The results of the docking studies can be studied by the analysis of number of Hydrogen bonds, the ligand is forming with the receptor active site residues and the number of hydrophobic interactions also plays an important role in the complex between protein and ligand. The strength of the interaction can also be analyzed by the scoring of the each possible interaction. That score is called as the glide score or GScore. The more the negative score the better the interaction. The ligand or compound giving highest negative score is choose as a best ligand and further analysis is performed by taking it with the receptor protein. The interaction diagram of these ligands with protein is visualized below (Figures 9-12).

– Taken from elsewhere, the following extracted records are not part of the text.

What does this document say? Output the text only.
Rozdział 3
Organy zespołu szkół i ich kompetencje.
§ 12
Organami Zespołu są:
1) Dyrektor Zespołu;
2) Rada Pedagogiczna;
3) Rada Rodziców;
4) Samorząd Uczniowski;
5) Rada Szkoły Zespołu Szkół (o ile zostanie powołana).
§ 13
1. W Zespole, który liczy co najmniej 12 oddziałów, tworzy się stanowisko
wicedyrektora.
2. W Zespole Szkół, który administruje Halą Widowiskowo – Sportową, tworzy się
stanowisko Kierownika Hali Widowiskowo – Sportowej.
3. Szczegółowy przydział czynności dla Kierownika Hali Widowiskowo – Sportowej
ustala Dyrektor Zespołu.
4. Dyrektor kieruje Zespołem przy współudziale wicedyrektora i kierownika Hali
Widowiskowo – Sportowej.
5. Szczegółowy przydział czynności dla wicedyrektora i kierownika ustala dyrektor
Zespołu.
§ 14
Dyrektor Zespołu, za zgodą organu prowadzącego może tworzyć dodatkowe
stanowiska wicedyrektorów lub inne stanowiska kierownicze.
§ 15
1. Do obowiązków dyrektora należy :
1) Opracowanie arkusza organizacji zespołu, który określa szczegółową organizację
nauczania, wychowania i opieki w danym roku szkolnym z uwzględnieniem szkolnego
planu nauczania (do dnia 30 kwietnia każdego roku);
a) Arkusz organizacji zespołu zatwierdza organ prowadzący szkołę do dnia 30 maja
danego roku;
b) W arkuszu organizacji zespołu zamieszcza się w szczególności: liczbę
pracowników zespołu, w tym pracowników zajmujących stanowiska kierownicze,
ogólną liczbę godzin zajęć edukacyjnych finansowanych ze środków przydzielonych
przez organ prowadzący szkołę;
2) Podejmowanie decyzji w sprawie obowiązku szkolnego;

In this study, the 2NPD protein structure was modeled using Modeller software. Molecular dynamics studies were performed for the model protein 2NPD, which showed its stability. The predicted protein model of 2NPD of Mycobacterium tuberculosis was used further in docking studies to obtain the set of lead molecules which could inhibit the protein function. Ligand based docking studies were performed which resulted in obtaining hits like CID 6236537, CID 9646169, CID 1843492CID, 6217473, and CID 6895994 which have high potency to form stable complex.
These inhibitor molecules can be used as lead molecules and further drugs can be designed. This could help in curing tuberculosis.